Sono maschili o femminili, singolari o plurali e si associano ad un nome, col quale concordano per genere e numero. (le case: femminile plurale; il bicchiere: maschile singolare, ecc.). Rare eccezioni possono capitare quando il sostantivo è sottinteso (la cinque porte = l' automobile a cinque porte; la quattro formaggi = la pizza ai quattro formaggi; il due palazzi = il carcere Due Palazzi).
Il, lo, la, i gli, le; come visto, derivano tutti dalle varie forme del pronome dimostrativo latino "ille", lo stesso che forma le desinenze dei nomi in romeno.
Dallo stesso pronome derivano anche i pronomi personali "egli", "lui", "ella"; ma non "esso" che deriva da "ipse".
Questi articoli si compongono con le preposizioni, formando in alcuni casi le preposizioni articolate ( "coi" = con + i, "nel = in (ne) + il", "dallo" = da + lo, "sulle" = su + le, "della" = di (de) + la, "agli" = a + gli, ecc.).
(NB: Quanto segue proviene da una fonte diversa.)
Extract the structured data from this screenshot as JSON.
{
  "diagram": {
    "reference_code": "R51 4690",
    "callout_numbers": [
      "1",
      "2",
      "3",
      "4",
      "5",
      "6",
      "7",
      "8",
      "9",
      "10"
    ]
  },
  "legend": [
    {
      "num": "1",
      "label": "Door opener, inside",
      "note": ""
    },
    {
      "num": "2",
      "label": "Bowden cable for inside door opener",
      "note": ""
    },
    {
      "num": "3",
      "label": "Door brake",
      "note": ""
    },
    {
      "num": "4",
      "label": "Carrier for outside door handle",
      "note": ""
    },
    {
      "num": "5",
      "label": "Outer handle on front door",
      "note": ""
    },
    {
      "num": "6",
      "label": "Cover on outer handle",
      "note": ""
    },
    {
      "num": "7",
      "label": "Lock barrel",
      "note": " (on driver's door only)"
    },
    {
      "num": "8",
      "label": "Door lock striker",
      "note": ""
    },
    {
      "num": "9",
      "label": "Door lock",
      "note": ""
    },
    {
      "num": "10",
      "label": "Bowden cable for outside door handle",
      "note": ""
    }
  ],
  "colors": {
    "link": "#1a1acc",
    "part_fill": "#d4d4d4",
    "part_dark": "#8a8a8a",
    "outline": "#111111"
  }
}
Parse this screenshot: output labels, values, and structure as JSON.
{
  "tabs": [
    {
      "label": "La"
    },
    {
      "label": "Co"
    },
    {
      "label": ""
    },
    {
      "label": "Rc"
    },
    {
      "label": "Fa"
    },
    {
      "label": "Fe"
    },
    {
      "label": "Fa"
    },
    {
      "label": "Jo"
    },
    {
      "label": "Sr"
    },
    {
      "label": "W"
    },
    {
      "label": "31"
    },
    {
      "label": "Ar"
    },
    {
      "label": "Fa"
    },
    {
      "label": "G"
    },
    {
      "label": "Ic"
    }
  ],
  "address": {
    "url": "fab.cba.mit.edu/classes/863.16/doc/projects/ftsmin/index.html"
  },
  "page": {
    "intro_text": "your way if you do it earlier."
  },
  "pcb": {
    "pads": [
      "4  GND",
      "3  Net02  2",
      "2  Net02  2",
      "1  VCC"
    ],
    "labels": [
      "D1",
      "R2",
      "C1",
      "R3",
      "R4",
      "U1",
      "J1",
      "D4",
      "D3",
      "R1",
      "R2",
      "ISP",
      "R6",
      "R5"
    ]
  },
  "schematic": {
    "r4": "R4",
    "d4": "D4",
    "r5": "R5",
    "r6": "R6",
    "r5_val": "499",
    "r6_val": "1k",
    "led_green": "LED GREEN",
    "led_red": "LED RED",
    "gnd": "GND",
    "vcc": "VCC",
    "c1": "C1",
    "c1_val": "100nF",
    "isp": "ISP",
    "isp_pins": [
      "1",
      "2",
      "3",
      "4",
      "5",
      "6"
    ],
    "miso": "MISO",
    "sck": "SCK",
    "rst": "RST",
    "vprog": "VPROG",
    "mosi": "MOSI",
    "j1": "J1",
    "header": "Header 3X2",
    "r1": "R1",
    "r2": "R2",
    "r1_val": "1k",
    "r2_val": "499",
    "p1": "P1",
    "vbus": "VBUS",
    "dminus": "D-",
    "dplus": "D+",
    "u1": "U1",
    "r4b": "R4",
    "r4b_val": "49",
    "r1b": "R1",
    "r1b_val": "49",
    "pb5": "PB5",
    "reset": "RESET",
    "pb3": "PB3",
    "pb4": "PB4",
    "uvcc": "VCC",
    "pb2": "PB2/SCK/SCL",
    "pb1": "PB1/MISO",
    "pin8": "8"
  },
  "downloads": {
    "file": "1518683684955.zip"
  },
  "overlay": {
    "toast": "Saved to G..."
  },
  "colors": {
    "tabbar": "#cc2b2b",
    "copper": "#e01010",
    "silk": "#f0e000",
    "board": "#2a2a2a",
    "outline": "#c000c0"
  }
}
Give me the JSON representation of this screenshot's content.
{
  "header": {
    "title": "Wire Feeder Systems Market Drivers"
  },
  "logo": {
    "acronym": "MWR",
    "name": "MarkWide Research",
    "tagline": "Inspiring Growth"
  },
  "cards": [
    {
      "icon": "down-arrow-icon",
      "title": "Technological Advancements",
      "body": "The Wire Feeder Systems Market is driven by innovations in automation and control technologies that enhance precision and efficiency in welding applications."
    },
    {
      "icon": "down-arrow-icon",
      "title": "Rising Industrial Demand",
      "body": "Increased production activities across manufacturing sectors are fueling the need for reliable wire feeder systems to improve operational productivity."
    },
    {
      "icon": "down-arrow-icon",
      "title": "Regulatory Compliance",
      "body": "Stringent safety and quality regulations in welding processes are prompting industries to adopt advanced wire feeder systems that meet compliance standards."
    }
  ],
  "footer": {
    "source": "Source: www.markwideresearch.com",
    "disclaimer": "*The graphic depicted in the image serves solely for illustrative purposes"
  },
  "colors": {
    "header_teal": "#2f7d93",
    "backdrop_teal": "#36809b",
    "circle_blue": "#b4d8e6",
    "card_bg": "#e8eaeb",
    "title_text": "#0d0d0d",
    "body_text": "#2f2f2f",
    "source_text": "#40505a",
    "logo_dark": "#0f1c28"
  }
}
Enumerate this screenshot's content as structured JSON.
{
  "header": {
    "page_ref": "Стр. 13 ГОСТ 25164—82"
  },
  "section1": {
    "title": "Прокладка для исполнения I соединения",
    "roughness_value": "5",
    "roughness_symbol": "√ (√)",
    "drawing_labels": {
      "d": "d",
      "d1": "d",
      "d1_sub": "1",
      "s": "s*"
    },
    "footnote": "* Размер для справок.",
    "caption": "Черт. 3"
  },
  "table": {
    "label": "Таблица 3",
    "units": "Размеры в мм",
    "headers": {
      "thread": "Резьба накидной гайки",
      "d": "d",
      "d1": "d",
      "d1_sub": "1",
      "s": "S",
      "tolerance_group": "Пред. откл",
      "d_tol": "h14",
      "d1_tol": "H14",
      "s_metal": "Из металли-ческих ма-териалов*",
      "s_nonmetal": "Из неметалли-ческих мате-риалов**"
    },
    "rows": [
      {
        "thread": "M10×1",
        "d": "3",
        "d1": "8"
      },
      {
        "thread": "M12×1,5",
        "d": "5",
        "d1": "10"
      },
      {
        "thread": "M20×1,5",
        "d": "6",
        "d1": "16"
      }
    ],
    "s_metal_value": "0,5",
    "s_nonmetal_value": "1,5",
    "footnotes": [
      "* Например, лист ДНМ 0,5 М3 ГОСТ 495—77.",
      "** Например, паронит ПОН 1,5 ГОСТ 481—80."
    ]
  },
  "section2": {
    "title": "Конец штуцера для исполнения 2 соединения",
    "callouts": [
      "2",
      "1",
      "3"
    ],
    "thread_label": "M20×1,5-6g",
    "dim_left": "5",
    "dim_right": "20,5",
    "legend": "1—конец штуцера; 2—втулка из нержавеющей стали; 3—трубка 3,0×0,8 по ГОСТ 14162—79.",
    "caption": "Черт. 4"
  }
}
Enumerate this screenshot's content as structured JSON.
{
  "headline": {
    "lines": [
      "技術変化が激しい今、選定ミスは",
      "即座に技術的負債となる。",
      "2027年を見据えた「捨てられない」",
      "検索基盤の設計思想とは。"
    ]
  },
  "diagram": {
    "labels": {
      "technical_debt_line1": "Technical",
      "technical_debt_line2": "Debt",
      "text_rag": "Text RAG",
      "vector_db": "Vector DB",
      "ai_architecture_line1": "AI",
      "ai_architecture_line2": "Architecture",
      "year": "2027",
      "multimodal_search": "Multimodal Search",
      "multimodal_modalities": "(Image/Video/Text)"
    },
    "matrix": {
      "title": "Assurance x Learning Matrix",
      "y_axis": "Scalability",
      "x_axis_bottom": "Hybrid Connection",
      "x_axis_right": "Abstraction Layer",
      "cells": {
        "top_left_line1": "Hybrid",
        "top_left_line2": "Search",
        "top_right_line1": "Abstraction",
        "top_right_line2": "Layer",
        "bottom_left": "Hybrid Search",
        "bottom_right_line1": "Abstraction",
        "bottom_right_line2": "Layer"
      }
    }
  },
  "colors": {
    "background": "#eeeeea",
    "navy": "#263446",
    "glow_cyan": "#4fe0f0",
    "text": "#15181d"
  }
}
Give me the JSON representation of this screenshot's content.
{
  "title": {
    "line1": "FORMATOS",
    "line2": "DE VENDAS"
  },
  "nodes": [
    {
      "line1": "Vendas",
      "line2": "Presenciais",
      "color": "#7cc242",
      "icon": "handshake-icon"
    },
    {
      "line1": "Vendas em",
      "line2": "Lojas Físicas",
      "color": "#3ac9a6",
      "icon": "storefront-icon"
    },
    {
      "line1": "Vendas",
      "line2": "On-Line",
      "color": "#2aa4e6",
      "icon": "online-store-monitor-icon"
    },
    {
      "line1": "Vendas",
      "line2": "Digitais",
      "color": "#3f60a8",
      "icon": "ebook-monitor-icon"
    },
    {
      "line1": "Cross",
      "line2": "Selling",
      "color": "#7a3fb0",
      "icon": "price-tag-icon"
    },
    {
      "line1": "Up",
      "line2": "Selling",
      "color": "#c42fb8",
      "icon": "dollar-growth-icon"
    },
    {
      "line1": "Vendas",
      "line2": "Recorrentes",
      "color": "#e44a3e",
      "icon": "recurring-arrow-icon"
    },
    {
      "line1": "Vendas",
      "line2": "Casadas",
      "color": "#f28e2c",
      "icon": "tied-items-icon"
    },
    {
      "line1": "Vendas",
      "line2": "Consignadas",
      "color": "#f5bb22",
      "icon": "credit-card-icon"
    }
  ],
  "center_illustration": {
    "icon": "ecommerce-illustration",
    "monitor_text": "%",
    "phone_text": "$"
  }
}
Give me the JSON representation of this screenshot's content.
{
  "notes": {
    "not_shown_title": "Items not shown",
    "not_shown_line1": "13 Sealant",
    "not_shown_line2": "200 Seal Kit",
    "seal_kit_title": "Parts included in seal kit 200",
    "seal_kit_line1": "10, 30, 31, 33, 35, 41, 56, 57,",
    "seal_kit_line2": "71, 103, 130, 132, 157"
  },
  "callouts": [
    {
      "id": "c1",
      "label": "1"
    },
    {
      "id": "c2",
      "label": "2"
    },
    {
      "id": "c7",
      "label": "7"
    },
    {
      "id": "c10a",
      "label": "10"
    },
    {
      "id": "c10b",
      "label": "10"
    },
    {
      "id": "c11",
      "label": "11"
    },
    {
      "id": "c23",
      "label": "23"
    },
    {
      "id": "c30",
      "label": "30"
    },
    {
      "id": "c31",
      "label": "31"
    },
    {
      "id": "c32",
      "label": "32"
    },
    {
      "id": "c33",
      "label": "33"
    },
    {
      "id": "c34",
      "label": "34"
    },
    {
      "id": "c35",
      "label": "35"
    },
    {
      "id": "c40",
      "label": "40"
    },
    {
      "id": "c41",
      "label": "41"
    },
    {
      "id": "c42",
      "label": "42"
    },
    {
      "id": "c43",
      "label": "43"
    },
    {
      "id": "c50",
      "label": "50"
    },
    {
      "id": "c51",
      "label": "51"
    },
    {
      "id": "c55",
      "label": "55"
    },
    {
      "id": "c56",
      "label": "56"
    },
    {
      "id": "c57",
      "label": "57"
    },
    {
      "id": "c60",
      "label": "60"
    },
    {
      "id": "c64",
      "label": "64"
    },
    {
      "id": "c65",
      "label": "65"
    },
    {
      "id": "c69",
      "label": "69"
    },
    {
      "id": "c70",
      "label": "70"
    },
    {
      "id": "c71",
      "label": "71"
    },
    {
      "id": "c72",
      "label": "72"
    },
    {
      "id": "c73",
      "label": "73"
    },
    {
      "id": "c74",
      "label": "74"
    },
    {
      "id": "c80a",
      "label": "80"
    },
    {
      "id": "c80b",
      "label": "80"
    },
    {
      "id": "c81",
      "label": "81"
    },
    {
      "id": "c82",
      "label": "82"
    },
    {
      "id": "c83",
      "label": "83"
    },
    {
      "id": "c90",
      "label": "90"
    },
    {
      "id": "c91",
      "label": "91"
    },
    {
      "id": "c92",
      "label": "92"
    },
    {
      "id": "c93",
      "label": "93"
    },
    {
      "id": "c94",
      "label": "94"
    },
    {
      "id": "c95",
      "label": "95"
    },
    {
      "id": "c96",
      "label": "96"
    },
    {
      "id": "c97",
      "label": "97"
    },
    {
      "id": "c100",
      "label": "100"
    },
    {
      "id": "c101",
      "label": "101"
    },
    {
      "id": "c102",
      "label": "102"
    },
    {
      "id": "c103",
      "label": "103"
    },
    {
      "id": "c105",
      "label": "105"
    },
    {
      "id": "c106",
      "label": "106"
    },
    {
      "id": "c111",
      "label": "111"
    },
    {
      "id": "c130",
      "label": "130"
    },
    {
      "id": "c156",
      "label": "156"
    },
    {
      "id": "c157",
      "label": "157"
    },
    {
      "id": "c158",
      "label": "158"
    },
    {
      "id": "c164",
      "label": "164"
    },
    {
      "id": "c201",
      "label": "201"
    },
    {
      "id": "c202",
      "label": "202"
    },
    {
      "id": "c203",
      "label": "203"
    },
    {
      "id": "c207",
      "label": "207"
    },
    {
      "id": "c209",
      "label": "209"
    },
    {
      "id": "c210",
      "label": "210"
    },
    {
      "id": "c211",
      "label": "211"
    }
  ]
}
In altri casi, articoli e preposizioni rimangono separati; ma concorrono ugualmente ad introdurre i vari complementi ( per la, tra gli, fra i, sotto le, sopra il, ecc.).

Come articolo determinativo semplice:
- al femminile si usa "la" per il singolare e "le" per il plurale (la scarpa, l' impressione, le scarpe, le impressioni);
- al maschile singolare a volte si usa "il", a volte "lo" (il martello, lo scalpello, l' ago). La determinazione dell' uno o dell' altro dipende da come inizia la parola successiva. Si veda all' argomento "Le paroline canaglia" quando si usa l' uno o l' altro. Analogamente, al plurale si usa "i" oppure "gli"; (i martelli, gli scalpelli, gli aghi); la regola è la stessa che per il singolare.

Curiosità 1. La parola "dio" ha un plurale irregolare: "dèi"; ma, a parte questo, si comporta in modo ancora piú strano riguardo all' articolo. Al singolare si dice "il dio"; quindi al plurale, seguendo la regola, dovremmo dire "i dei"; invece no; si dice "gli dei". Come mai si mette "gli" davanti ad una semplice "d", e ciò solo al plurale; mentre al singolare lo stesso nome vuole l' articolo "il"?
Esiste un' interessante spiegazione storico-linguistica di questo; ma vorrei che qualcuno intervenisse per dare la risposta. Io intanto lancio l' indovinello.

Curiosità 2.
L' aggettivo o pronome dimostrativo "quello" si comporta esattamente come l' articolo determinativo. A seconda della parola che segue, usa al femminile "quella", "quelle" ed al maschile le diverse forme singolari "quel", "quello" e plurali "quei", "quegli".
Ciò è abbastanza comprensibile perché la sua origine è da "cum illo"; quindi si tratta di un composto dello stesso pronome che forma l' articolo.
Ma esiste pure un aggettivo di cui facciamo largo uso: "bello"; il quale si comporta anch' esso nell' identico modo. "Bella" e "belle" per il femminile (bella casa, belle piante); "bel" e "bello" al maschile singolare (bel bambino, bello scherzo, bell' amico); "bei" e "begli" al maschile plurale (bei capelli, begli occhi, begli zigomi).
Non c' è una spiegazione logica di questo: avviene solo perché cosí "suonava bene".
- Per completezza va ricordato che "quello" e "bello", a differenza dell' articolo, possono anche trovarsi in fondo alla frase e quindi non avere nessun' altra parola al seguito.
In tal caso, al plurale maschile, si usa una terza forma, piú "normale": "quelli" e "belli"; forse perché due non bastavano ("questi prodotti sono migliori di quelli", "ecco i fiori piú belli").

A seguire, in altro intervento, vedremo quando si usa l' articolo determinativo e quando l' indeterminativo. La scelta fra l' uno o l' altro può a volte condurre ad una raffinata analisi sull' atteggiamento psicologico di chi parla e chi ascolta.



e se non piangi, di che pianger suoli?